Compare this to a game like Company of Heroes, where the opposite situation is in effect: people frequently talk about how they only wish they could go back to a time before the expansions, when the Brits and PE were not in the game and all multiplayer ladder games could only be between what are considered the most balanced, interesting sides: Americans and Wehrmacht.

In both cases the question is complexity: Paradox games can't possibly have enough of it, and Company of Heroes would probably benefit from the simplification of a situation that was made more complex. In the case of CoH the additional sides would have been more welcome if they'd been better designed... but the point stands, the game was 'good enough' back in the day. Nobody has ever said that about a Paradox game. Even if a new system isn't designed exactly correctly, it's still a welcome addition (I'm leaving the worst Paradox game, Hearts of Iron, out of the equation entirely cos it's lame).
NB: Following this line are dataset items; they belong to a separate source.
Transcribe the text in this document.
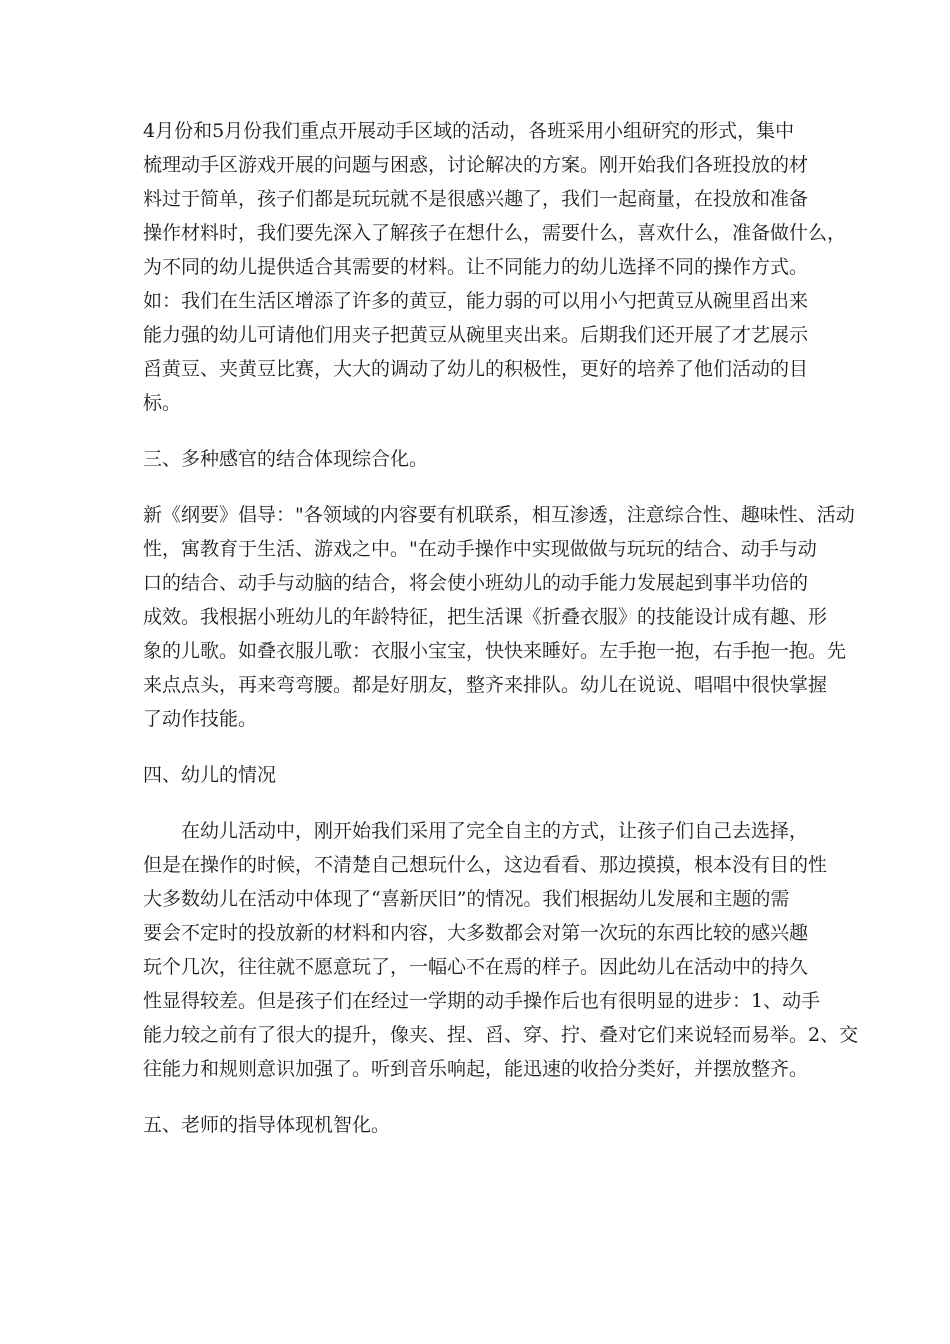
4月份和5月份我们重点开展动手区域的活动，各班采用小组研究的形式，集中
梳理动手区游戏开展的问题与困惑，讨论解决的方案。刚开始我们各班投放的材
料过于简单，孩子们都是玩玩就不是很感兴趣了，我们一起商量，在投放和准备
操作材料时，我们要先深入了解孩子在想什么，需要什么，喜欢什么，准备做什么，
为不同的幼儿提供适合其需要的材料。让不同能力的幼儿选择不同的操作方式。
如：我们在生活区增添了许多的黄豆，能力弱的可以用小勺把黄豆从碗里舀出来
能力强的幼儿可请他们用夹子把黄豆从碗里夹出来。后期我们还开展了才艺展示
舀黄豆、夹黄豆比赛，大大的调动了幼儿的积极性，更好的培养了他们活动的目
标。
三、多种感官的结合体现综合化。
新《纲要》倡导："各领域的内容要有机联系，相互渗透，注意综合性、趣味性、活动
性，寓教育于生活、游戏之中。"在动手操作中实现做做与玩玩的结合、动手与动
口的结合、动手与动脑的结合，将会使小班幼儿的动手能力发展起到事半功倍的
成效。我根据小班幼儿的年龄特征，把生活课《折叠衣服》的技能设计成有趣、形
象的儿歌。如叠衣服儿歌：衣服小宝宝，快快来睡好。左手抱一抱，右手抱一抱。先
来点点头，再来弯弯腰。都是好朋友，整齐来排队。幼儿在说说、唱唱中很快掌握
了动作技能。
四、幼儿的情况
在幼儿活动中，刚开始我们采用了完全自主的方式，让孩子们自己去选择，
但是在操作的时候，不清楚自己想玩什么，这边看看、那边摸摸，根本没有目的性
大多数幼儿在活动中体现了“喜新厌旧”的情况。我们根据幼儿发展和主题的需
要会不定时的投放新的材料和内容，大多数都会对第一次玩的东西比较的感兴趣
玩个几次，往往就不愿意玩了，一幅心不在焉的样子。因此幼儿在活动中的持久
性显得较差。但是孩子们在经过一学期的动手操作后也有很明显的进步：1、动手
能力较之前有了很大的提升，像夹、捏、舀、穿、拧、叠对它们来说轻而易举。2、交
往能力和规则意识加强了。听到音乐响起，能迅速的收拾分类好，并摆放整齐。
五、老师的指导体现机智化。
Which situation is better? I think Relic has made the better game, overall. Most of the time when Paradox fixes or upgrades something, like the colonial system in the new Victoria II expansion A Heart of Darkness (finally, a Conrad reference in video games that's actually appropriate!) it just gives you something else to worry about. Now you need to build a navy and micromanage your colonies more intensely to do what you were able to do in a simpler way in the last expansion, to basically no effect. The aspect of 'colonial competition' is still there, the Scramble for Africa in-game is still crazy and highly competetive, it's just more busywork. And gradually, like the enhanced factory system in Victoria II which vastly improved on its predecessor by featuring actual supply and demand, it will become part of the background noise that seasoned mapgamers take for granted.
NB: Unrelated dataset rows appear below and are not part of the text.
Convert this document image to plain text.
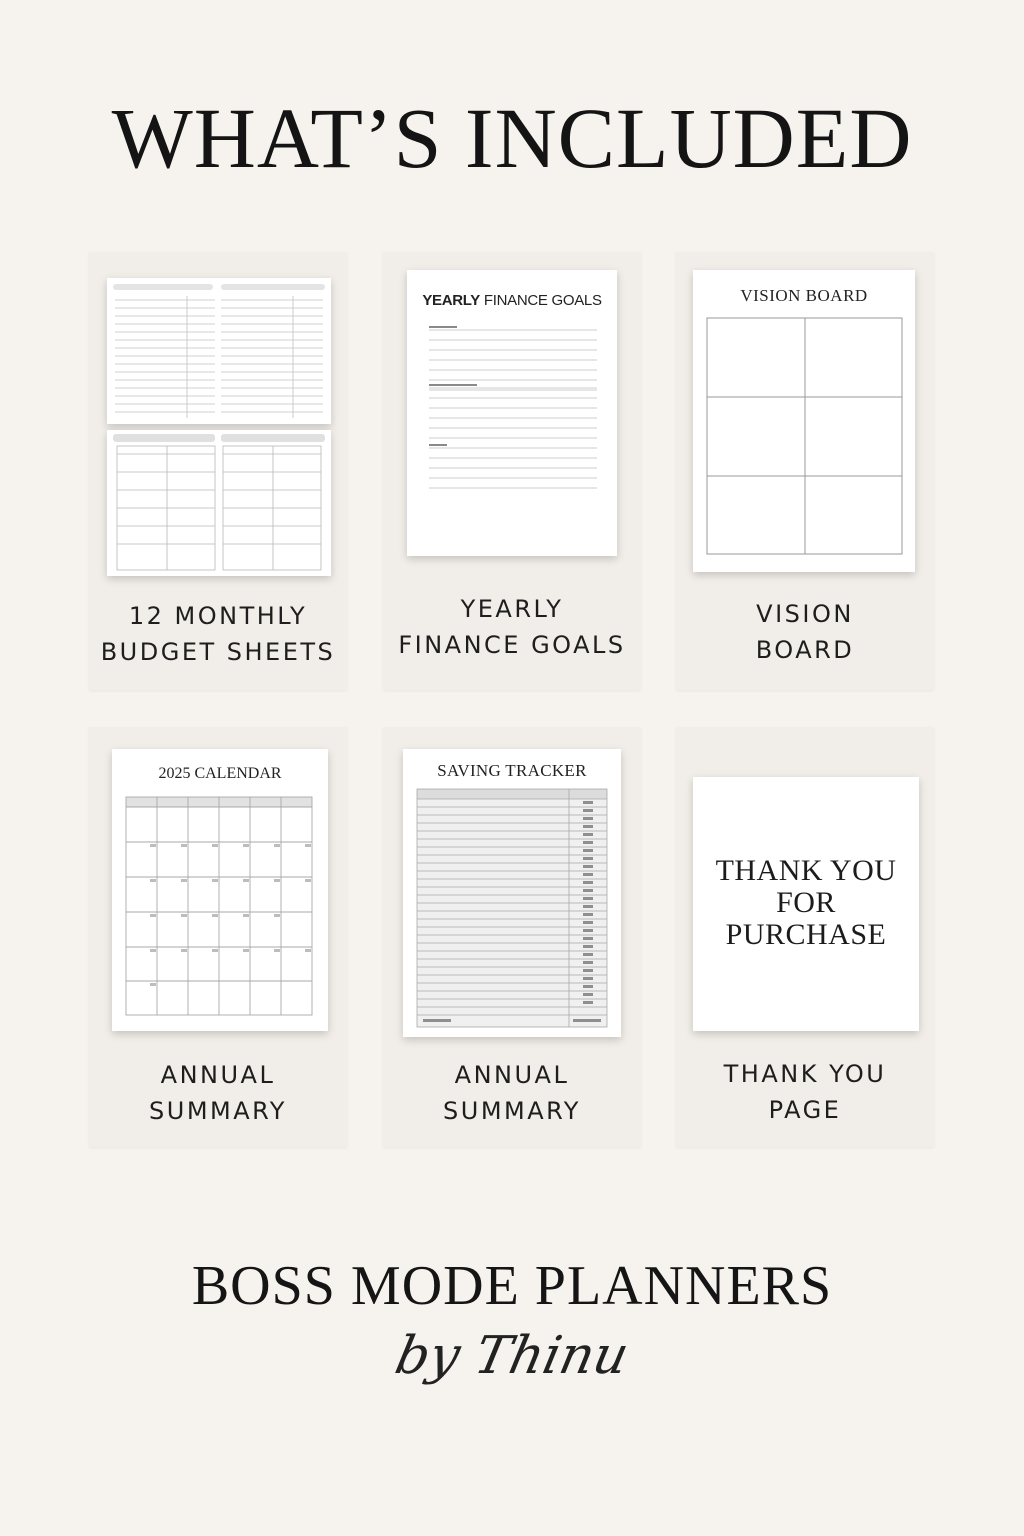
WHAT’S INCLUDED
12 MONTHLY
BUDGET SHEETS
YEARLY FINANCE GOALS
YEARLY
FINANCE GOALS
VISION BOARD
VISION
BOARD
2025 CALENDAR
ANNUAL
SUMMARY
SAVING TRACKER
ANNUAL
SUMMARY
THANK YOU
FOR
PURCHASE
THANK YOU
PAGE
BOSS MODE PLANNERS
by Thinu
So there's nothing wrong with increased complexity, but when that's all that's being added to your game- more endless popups for trivial election issue debates that modify one tenth of your pops in one state on one issue, more time clicking 'upgrade railroad' (the most recent patch fixes this!), more newspapers with five cut-and-paste event descriptions from countries you don't care about, etc. the fatigue sets in quicker and quicker. People frequently play the "new" Paradox game, expansion, patch, whatever, continuously for days and then quit entirely. It's been literally years since I've played Europa Universalis. The Anno games are like this too. Totally engrossing once the new material arrives, grating once it's been assimilated. The relationship to addiction ("Ich bin ein Anno-holic!") is clear- and as I mentioned in the first paragraph, it's what Paradox has built its business on.

Meanwhile CoH has remained relatively unchanged for years and still draws a consistently high rate of interest. Part of that is the fact that multiplayer is the main draw of the game, and the community and its strategic camps (called the "metagame") have kept things fresh for the better part of a decade now, with new 'styles' of play becoming dominant and fading away, and the sheer variety of human thought and action, as compressed into build orders, teching strats and micro, standing in for computer opponents and busywork augmented by unweidly interfaces and lists of percentage modifiers that would actually be easier to understand if they were in a literal spreadsheet.

I like these games a lot and to be fair Paradox does what nobody else even thinks about doing, I'm just saying that maybe the Relic approach, as embodied in the early Company of Heroes game, of selecting complexity instead of amplifying it across the board, and maybe going back to basics and designing a new game from principles other than those that guided the first Europa Universalis (when there were 8 playable countries or something and everything outside of Europe was a complete black hole) way back in the day, might be a better approach than emulating Dwarf Fortress and trying to smother boredom by ever-greater applications of shit to worry about.